Die Senseo HD7817/19 ist das günstigste Modell am Markt

Die Ausführung ist einfach und die komplette Maschine aus Kunststoff, selbst das Tropfgitter. Es gibt drei Tasten an der Front-Seite. Einen Power-Button sowie Tasten für eine und zwei Tassen.

Im Lieferumfang enthalten waren die Maschine mit großen Wasserbehälter und einem etwa 1 m langen Kabel, sowie zwei Padhaltern für jeweils ein und zwei Pads. Außerdem ist natürlich eine Betriebsanleitung dabei und in unserem Fall war auch ein Gutschein für 200 Gratis-Pads in der Box.

+ der Wasserbehälter ist relativ groß und wird an der Hinterseite abgenommen
+ es gibt zwei Tassengrößen zur Vorwahl
+ der Wasserduchlauf lässt sich stoppen, was mir sehr wichtig ist weil ich gerne stärkeren Kaffee trinke

- die Aufheizphase ist bei dieser Maschine recht lang

Philips Senseo HD7817/19

Die Senseo 7870/60 Twist ist etwas aufwendiger

Bei der Twist sind ein paar zusätzliche Features vorhanden die recht praktisch sind. So kann neben der Anzahl an Tassen auch die Füllmenge vorgewählt werden. Das passiert über ein beleuchtetes Touchfeld. Zudem gibt es eine Entkalkungsanzeige. 

+ Über das Touch-Bedienfeld kann die Kaffeemenge sowie die Tassen-Anzahl gewählt werden.
+ Es gibt eine Entkalkungsanzeige
+ Der an der Seite angebrachte Wassertank lässt sich leicht befüllen, sogar ohne ihn aus der Maschine zu nehmen.
+ Bei niedrigem Wasserstand blinkt die Anzeige.
+ Die Tropftasse lässt sich leicht aus der Maschine nehmen, entleeren und reinigen.
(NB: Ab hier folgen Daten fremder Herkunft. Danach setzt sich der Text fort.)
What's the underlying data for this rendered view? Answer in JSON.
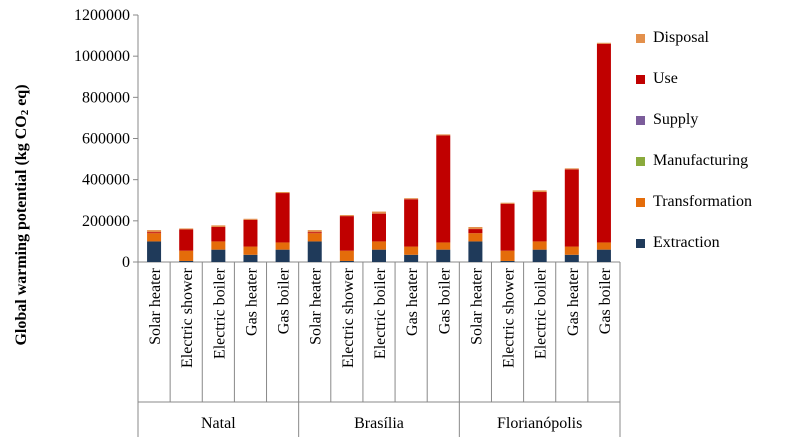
{
  "chart_data": {
    "type": "bar",
    "stacked": true,
    "ylabel": "Global warming potential (kg CO",
    "ylabel_sub": "2",
    "ylabel_suffix": " eq)",
    "ylim": [
      0,
      1200000
    ],
    "yticks": [
      "0",
      "200000",
      "400000",
      "600000",
      "800000",
      "1000000",
      "1200000"
    ],
    "grid": false,
    "legend_position": "right",
    "groups": [
      "Natal",
      "Brasília",
      "Florianópolis"
    ],
    "categories": [
      "Solar heater",
      "Electric shower",
      "Electric boiler",
      "Gas heater",
      "Gas boiler",
      "Solar heater",
      "Electric shower",
      "Electric boiler",
      "Gas heater",
      "Gas boiler",
      "Solar heater",
      "Electric shower",
      "Electric boiler",
      "Gas heater",
      "Gas boiler"
    ],
    "series": [
      {
        "name": "Extraction",
        "color": "#1f3a5a",
        "values": [
          100000,
          5000,
          60000,
          35000,
          60000,
          100000,
          5000,
          60000,
          35000,
          60000,
          100000,
          5000,
          60000,
          35000,
          60000
        ]
      },
      {
        "name": "Transformation",
        "color": "#e46c0a",
        "values": [
          40000,
          50000,
          40000,
          40000,
          35000,
          40000,
          50000,
          40000,
          40000,
          35000,
          40000,
          50000,
          40000,
          40000,
          35000
        ]
      },
      {
        "name": "Manufacturing",
        "color": "#8aaa3c",
        "values": [
          0,
          0,
          0,
          0,
          0,
          0,
          0,
          0,
          0,
          0,
          0,
          0,
          0,
          0,
          0
        ]
      },
      {
        "name": "Supply",
        "color": "#7b5c9a",
        "values": [
          0,
          0,
          0,
          0,
          0,
          0,
          0,
          0,
          0,
          0,
          0,
          0,
          0,
          0,
          0
        ]
      },
      {
        "name": "Use",
        "color": "#c00000",
        "values": [
          5000,
          103000,
          70000,
          130000,
          240000,
          5000,
          168000,
          135000,
          230000,
          520000,
          20000,
          228000,
          240000,
          375000,
          965000
        ]
      },
      {
        "name": "Disposal",
        "color": "#e3904c",
        "values": [
          10000,
          5000,
          8000,
          5000,
          5000,
          10000,
          5000,
          10000,
          5000,
          5000,
          10000,
          5000,
          8000,
          5000,
          5000
        ]
      }
    ]
  }
}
+/- jede Bedienung wird mit einem Piepton quittiert, was nicht unbedingt notwendig wäre

Philips Senseo HD7870/60 Twist

Für beide Modell gilt:


+ Die Inbetriebnahme ging schnell und problemlos.
+ Die Bedienung ist sehr einfach.
+ Die Elemente der Maschinen sind sehr gut zu reinigen.
+ Es gibt bereits Pad verschiedenster bekannter Hersteller wie Saeco, Lavazza, Jacobs, etc.
+ Die Pads sind kompostierbar.

+/- Der Pumpendruck ist etwas gering wodurch sich eine etwas geringere Crema bildet.
+/- Der Kaffee - wir verwenden 'Jacobs Caffé Crema Intenso' Pads - ist nicht so kräftig wie die gleiche Bohne aus dem Saeco Vollautomaten. Das liegt vermutlich an dem geringeren Pumpendruck un der geringeren Temperatur. Verwendet man zwei Pads für eine Tasse, bekommt man ein mit dem Vollautomaten vergleichbares Ergebnis.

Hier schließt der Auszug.